Here are some of the habits you should start to encourage:
- Earn interest, don’t pay interest: While not all teenagers may earn a regular income, those who do should set aside a certain percentage of income to savings automatically. Emphasize the importance of earning interest to save up for big purchases or unexpected emergencies, not paying interest via debt. Parents may also want to match savings for a big purchase as an incentive.
- Clear expectations: Once teens start to become more financially independent, it is helpful to lay out who pays for what, and for how long. For example, who pays for gas? Will the child have to pay his or her part of the cell phone bill? How long can the child stay on the family cell phone plan or auto insurance?
- Financial safety schools: Too often, the cost aspect of the college search is left until the acceptance letters come in, and students apply to schools with only a vague idea of whether they are financially realistic. Instead, empower your child with knowledge. Be upfront about what you are able to contribute to the cost of college, and what will need to be covered by scholarships or loans.
- Live below your means: College is a great time to test out adult life with training wheels. Expenses are low, rent is shared with roommates, and campus resources provide a safety net. When that first “real job” happens and the training wheels come off, encourage your child to continue the “poor student” lifestyle and keep the cost of living low.
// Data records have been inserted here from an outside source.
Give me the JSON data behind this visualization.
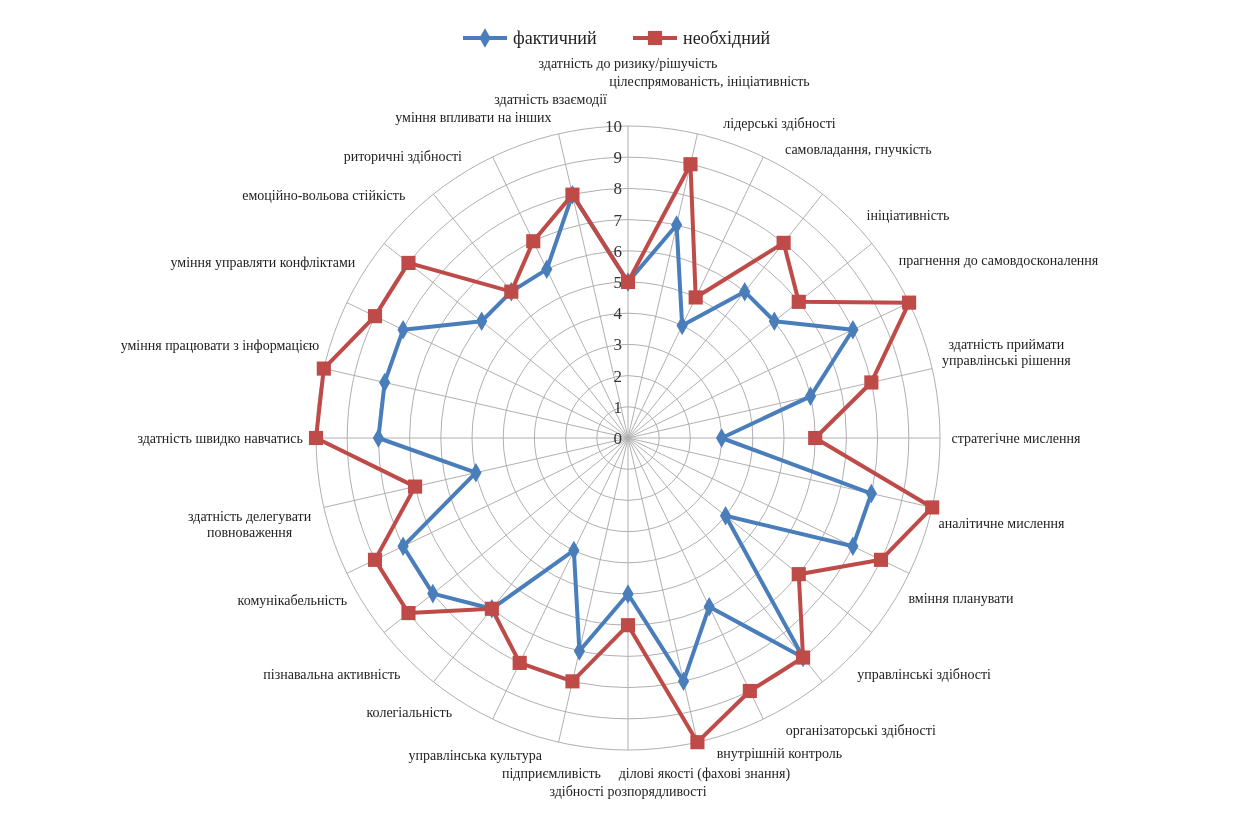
{
  "chart_data": {
    "type": "radar",
    "legend": "top",
    "grid": true,
    "ylim": [
      0,
      10
    ],
    "yticks": [
      0,
      1,
      2,
      3,
      4,
      5,
      6,
      7,
      8,
      9,
      10
    ],
    "categories": [
      "здатність до ризику/рішучість",
      "цілеспрямованість, ініціативність",
      "лідерські здібності",
      "самовладання, гнучкість",
      "ініціативність",
      "прагнення до самовдосконалення",
      "здатність приймати управлінські рішення",
      "стратегічне мислення",
      "аналітичне мислення",
      "вміння планувати",
      "управлінські здібності",
      "організаторські здібності",
      "внутрішній контроль",
      "ділові якості (фахові знання)",
      "здібності розпорядливості",
      "підприємливість",
      "управлінська культура",
      "колегіальність",
      "пізнавальна активність",
      "комунікабельність",
      "здатність делегувати повноваження",
      "здатність швидко навчатись",
      "уміння працювати з інформацією",
      "уміння управляти конфліктами",
      "емоційно-вольова стійкість",
      "риторичні здібності",
      "уміння впливати на інших",
      "здатність взаємодії"
    ],
    "series": [
      {
        "name": "фактичний",
        "color": "#4a7ebb",
        "marker": "diamond",
        "values": [
          5,
          7,
          4,
          6,
          6,
          8,
          6,
          3,
          8,
          8,
          4,
          9,
          6,
          8,
          5,
          7,
          4,
          7,
          8,
          8,
          5,
          8,
          8,
          8,
          6,
          6,
          6,
          8
        ]
      },
      {
        "name": "необхідний",
        "color": "#be4b48",
        "marker": "square",
        "values": [
          5,
          9,
          5,
          8,
          7,
          10,
          8,
          6,
          10,
          9,
          7,
          9,
          9,
          10,
          6,
          8,
          8,
          7,
          9,
          9,
          7,
          10,
          10,
          9,
          9,
          6,
          7,
          8
        ]
      }
    ]
  }
}
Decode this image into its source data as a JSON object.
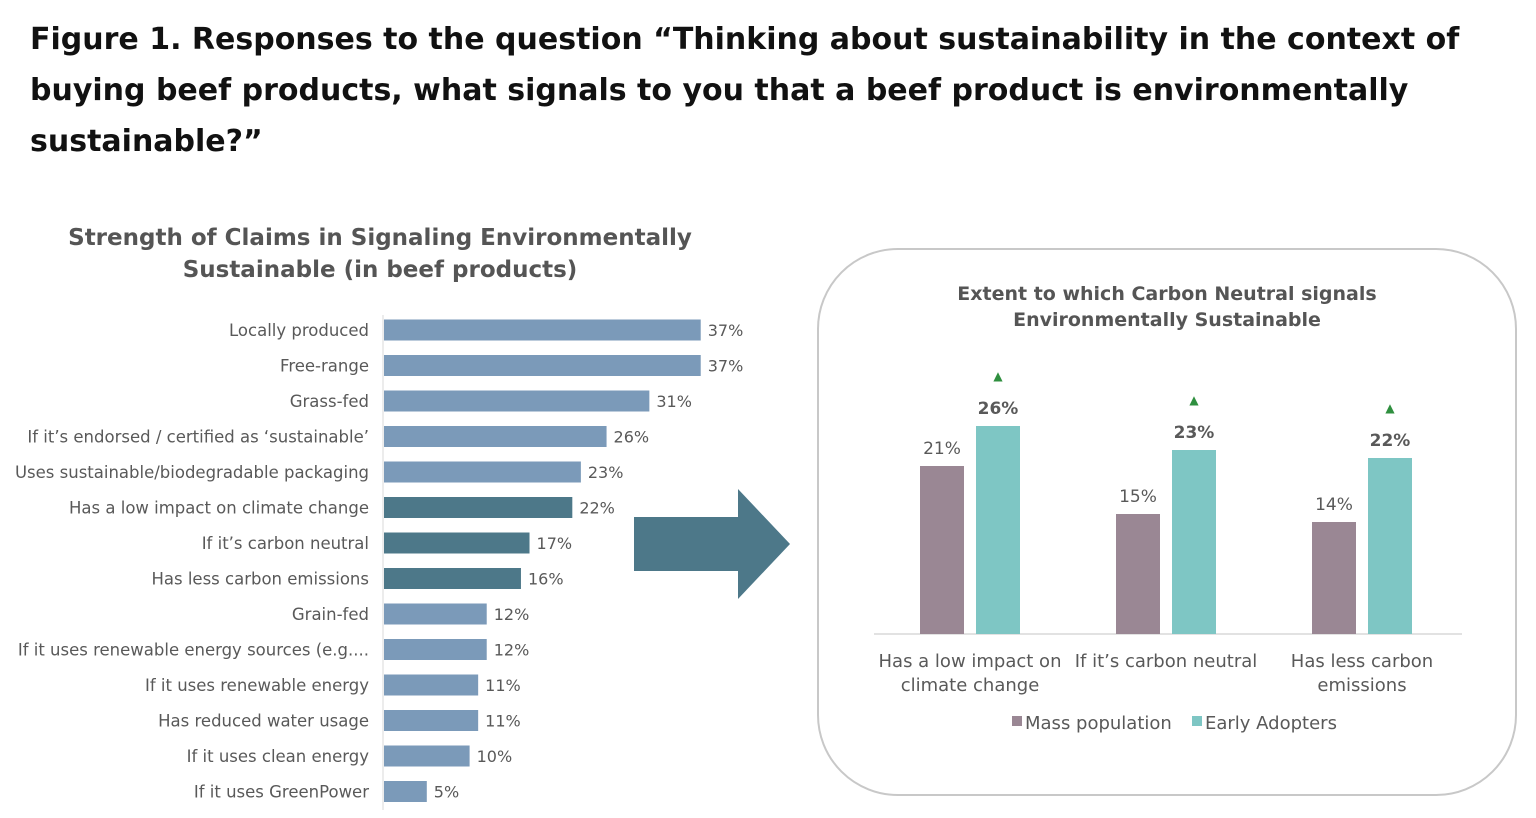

Even if income allows for a more extravagant lifestyle, limiting costs from the start will allow your child to start saving for emergencies, and contribute to a workplace retirement plan.
Teachable moments
These are just a sampling of the big teachable moments throughout a child’s life. But sometimes the most impactful financial lessons are learned from everyday moments, like when your child sees you trying to find the best deal at the grocery store or notices that you save receipts or keep a record of your spending in an app on your phone. The opportunities to teach these important lessons are limited only by your creativity!
Melissa Sotudeh, CFP, is a wealth advisor with Halpern Financial, a fee-only independent advisory firm with offices in Rockville, Maryland, and Ashburn, Virginia.